In the past few years statistics have got a real jump in cricket. While we lag behind baseball by some margin, coverages are now full of interesting (albeit sometimes pointless) graphics, and articles abound on this or that statistical artifact. Unfortunately, some of them are complete crap.

The Numbers Game is like that. I like to read it a lot, it often produces interesting numbers, like the contribution by the last 5 wickets or the series on individual strokes (although all of them have their flaws). But it has an annoying tendency to produce figures that are clearly no more than luck, as some sort of keen insight into the game.

I mentioned above that baseball is well beyond cricket in terms of statistics, and there is a simple reason for it. They understand error, and distributions, and the all important difference between transient and persistent phenomena. You never see an error estimation in the Numbers Game. If there was he would soon realize that cricketers play so few games, and have such variable results that seemingly sensible statistics like "the difference between performances on the sub-continent and away" are only valid for a few players with dozens of games on each. He clearly has no sense of distribution, for reasons we'll see shortly. And the consistency with which figures are presented that were the result of a few lucky innings, rather than a season-by-season result is phenomenal.

Baseball understands this. And still they make mistakes. But to see what I mean, I highly recommend this article by Bill James. It lays out some of the problems in great detail, concluding in part, that many things can't be measured -- either there or not there -- because the errors in baseball are too large.

Cricket, if anything is more so. Take this table of differences between the performances of left and right hand batsmen against different sides. It looks plausible but the figures won't show it. The measure that should be looked at here, is not, the difference between the two, but whether the performances match what you would expect. When you look at those numbers, all sides are well within 4 runs or 10% of expectation (based on projecting the linear correlation with r-squared: 0.8968). Yet the averages themselves are so variable (it only takes a double-hundred or a half-dozen cheap wickets to shift it a run or so), that any difference is probably just luck.

The difference between first and second innings performances is a little different. The correlation is much lower, so there is more going on than just standard variation. But here, the time-frame (since 1990) is so long, that you can't say anything useful about current sides, or even a side from the mid-90s. What should be plotted, is the difference between the expected second innings averages, and the actual second innings averages, for each side, for each year. Then we would either see a trend, or a lot of natural variation, or somethign in between.
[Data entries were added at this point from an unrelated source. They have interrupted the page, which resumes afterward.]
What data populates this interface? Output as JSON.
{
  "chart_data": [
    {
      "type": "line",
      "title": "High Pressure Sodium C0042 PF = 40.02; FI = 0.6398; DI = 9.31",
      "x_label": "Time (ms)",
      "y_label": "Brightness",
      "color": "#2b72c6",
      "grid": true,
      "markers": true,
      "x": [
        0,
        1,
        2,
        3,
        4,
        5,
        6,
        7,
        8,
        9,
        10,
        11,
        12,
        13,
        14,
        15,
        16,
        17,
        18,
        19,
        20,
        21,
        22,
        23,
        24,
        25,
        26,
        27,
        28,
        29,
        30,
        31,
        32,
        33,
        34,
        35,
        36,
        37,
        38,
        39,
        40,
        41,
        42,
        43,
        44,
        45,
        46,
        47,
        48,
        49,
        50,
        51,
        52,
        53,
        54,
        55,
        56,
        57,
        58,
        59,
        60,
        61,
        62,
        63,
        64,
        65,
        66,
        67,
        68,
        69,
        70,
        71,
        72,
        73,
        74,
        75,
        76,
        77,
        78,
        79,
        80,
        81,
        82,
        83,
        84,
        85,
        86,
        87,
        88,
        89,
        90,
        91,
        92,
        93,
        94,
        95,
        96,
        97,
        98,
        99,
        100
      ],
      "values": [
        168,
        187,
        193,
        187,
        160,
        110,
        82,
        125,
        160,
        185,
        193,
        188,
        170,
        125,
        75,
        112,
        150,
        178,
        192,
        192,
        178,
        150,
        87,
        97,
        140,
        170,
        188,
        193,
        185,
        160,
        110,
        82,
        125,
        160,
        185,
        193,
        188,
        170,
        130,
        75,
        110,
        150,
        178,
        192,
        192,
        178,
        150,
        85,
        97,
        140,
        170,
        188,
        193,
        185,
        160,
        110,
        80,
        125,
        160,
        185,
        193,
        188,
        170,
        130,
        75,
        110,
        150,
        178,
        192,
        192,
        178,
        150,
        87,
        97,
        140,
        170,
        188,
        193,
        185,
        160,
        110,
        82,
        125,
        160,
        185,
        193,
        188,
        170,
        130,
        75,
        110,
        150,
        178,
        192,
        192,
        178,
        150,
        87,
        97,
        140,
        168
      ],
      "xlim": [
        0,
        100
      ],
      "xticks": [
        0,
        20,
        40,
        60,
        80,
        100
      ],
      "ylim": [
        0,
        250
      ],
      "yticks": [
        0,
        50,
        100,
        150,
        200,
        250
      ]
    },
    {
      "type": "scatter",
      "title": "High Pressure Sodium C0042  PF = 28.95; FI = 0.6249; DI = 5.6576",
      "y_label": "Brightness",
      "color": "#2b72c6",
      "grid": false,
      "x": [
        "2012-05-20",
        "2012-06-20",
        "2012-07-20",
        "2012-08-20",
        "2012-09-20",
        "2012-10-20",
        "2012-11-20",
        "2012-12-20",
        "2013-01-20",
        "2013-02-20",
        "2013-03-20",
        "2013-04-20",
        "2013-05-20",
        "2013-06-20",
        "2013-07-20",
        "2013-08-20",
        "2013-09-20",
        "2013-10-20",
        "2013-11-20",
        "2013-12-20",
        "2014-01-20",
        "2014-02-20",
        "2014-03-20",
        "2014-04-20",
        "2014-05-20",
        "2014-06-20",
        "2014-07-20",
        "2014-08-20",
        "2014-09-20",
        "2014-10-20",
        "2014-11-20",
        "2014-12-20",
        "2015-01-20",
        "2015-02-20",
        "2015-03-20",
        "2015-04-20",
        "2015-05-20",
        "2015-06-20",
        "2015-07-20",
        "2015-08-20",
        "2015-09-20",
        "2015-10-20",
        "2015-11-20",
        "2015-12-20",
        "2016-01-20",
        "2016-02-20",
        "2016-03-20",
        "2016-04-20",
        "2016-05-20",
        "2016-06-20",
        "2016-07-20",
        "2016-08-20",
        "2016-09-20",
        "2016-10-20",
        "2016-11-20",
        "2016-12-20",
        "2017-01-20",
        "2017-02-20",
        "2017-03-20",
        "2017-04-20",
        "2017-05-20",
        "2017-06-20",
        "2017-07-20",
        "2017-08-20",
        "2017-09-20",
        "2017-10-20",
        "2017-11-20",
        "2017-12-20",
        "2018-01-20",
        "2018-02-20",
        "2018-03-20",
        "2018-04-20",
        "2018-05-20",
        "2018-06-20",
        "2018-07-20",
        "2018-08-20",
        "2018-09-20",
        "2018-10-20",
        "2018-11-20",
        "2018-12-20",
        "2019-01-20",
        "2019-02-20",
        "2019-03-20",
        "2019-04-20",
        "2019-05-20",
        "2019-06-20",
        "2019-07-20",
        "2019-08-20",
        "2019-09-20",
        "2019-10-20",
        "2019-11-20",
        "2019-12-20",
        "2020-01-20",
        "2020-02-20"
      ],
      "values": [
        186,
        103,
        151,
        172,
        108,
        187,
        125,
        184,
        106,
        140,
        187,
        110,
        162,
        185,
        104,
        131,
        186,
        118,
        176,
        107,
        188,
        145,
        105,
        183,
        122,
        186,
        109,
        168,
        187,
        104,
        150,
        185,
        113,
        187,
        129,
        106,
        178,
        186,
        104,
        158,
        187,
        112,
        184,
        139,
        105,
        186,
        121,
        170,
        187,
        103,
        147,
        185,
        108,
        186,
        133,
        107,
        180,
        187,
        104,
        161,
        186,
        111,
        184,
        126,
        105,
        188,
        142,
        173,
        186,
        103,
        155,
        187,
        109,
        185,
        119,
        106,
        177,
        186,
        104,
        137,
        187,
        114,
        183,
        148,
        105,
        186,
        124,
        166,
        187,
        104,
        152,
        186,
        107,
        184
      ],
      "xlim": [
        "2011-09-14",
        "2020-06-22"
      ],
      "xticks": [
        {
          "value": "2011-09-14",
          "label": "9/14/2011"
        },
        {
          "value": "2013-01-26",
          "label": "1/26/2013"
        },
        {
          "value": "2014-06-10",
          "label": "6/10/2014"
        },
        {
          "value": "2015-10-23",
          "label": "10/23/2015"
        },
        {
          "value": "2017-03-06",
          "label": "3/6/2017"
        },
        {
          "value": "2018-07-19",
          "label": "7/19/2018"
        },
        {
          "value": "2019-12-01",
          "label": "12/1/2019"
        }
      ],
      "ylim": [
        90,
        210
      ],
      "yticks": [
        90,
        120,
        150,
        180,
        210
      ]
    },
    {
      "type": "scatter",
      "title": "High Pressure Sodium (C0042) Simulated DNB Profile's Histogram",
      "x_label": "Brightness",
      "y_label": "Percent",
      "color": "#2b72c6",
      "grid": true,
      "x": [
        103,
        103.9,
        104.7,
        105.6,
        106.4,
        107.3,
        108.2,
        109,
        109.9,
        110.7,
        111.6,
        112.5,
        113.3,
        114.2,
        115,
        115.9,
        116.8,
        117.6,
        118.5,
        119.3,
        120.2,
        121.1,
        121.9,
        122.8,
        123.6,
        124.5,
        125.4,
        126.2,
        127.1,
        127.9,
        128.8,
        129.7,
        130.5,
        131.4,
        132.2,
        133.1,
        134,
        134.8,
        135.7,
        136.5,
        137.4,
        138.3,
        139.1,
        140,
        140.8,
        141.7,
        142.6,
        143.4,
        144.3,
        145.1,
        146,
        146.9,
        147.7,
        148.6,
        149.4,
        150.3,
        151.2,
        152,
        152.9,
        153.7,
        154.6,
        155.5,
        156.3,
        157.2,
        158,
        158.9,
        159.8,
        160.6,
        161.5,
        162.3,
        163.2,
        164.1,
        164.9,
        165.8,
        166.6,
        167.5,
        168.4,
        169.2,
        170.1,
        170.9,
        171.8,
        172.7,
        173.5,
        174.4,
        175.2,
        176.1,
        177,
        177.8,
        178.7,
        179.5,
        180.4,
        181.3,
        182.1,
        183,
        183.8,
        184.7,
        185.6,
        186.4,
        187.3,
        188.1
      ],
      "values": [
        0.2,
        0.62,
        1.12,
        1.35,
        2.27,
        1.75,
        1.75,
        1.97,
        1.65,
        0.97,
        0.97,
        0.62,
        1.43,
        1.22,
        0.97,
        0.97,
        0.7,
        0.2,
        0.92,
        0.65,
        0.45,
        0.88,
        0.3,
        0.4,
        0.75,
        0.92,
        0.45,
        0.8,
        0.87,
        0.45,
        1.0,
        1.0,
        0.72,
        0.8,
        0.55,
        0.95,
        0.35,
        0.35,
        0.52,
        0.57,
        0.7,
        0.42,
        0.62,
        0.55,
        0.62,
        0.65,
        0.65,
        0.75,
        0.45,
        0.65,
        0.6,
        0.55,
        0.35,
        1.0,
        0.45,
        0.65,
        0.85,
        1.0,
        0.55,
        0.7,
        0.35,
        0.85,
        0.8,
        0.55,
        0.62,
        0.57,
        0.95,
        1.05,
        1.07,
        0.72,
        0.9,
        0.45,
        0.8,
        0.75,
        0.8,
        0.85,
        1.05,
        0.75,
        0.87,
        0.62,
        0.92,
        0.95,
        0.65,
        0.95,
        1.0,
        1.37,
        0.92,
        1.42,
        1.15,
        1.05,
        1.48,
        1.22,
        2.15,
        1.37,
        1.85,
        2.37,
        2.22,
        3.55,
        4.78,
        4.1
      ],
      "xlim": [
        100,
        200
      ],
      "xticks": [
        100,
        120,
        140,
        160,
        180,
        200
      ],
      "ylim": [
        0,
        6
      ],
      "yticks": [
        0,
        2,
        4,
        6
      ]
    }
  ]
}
But neither of those has anything on this week's effort. The use of standard deviation in this case is hopelessly misguided. For many reasons. The distribution of a batsman's scores is heavily skewed, with over a third (as a rule) less than 20. Standard deviation is not only more likely to measure the ability of a batsman to score big centuries (ie. Lara, Attapatu, Zaheer Abbas, Bradman), but more likely to be low when the median is near the mean (ie. when the average is low, as for Pollock, Marsh, and Hadlee).

But he didn't just use standard deviation, he created an index of average/st_dev. But look at what that is:

( runs / (innings - notouts))
_______________________________

sqrt( ( sum ( diff_means ^ 2 )) / innings )

Which means several things:
- Not outs provide an arbitrary cap on the potential runs, and therefore affect the average less than the standard deviation. This is why there is an arbitrary 5000 run limit. Without that, you get Pollock (1.33), Brett Lee (1.21) and other useful lower end batsmen in the top 10.
- A high score affects an average much less than it affects the standard deviation (try it and see). Players without big knocks (Mark Waugh, Chanderpaul, Ranatunga) do better.
- The number of innings increases your index by the square root of that number. Hence a player with the same score distribution, but quadruple the number of knocks will have double the index.

It is an interesting figure, and consistency is in the mix, but so are lots of other factors you don't want, and do nothing but skew the figures.

There are at least two better ways to measure consistency. One is the median, that will give the central knock, and is a reasonable way of telling how often a player gets a start. Another would be to remove the innings bias by dividing the current index by the square root of the number of innings (unsuprisingly, Bradman dominates given this measure).

Regardless, a more than cursory examination of the statistics being produced would also help. Just because it is constructed to say something doesn't mean it necessarily does.

Cricket - Analysis 29th April, 2006 19:09:44   [#] 

Comments

Useless statistical indicator alert
sqrt? diff_means^2? You lost me, Russ.

Mind you I'm the sort of writer that can't count past ten without taking my socks off, so make of that what you will.

Statistics are a useful tool for historical analysis, but they are a hopeless predictor. As they say in financial circles, past results are no guarantee of future performance.
Scott Wickstein  1st May, 2006 10:14:22  

Useless statistical indicator alert
Sorry, sqrt(X) = Square root of X
diff_means^2 = (slightly inaccurate term) but, difference between the mean and the variable, squared

It is the formula for Standard Deviation. I laid it out completely to help my case, but it is a pain to write in html.
Russ  1st May, 2006 13:33:47  

Useless statistical indicator alert
Oh, and you're right. It is more of a case of trying to come to terms with who was a better player. And while I think it is useful to look at consistency through statistics, this isn't a good way.
Russ  1st May, 2006 13:35:26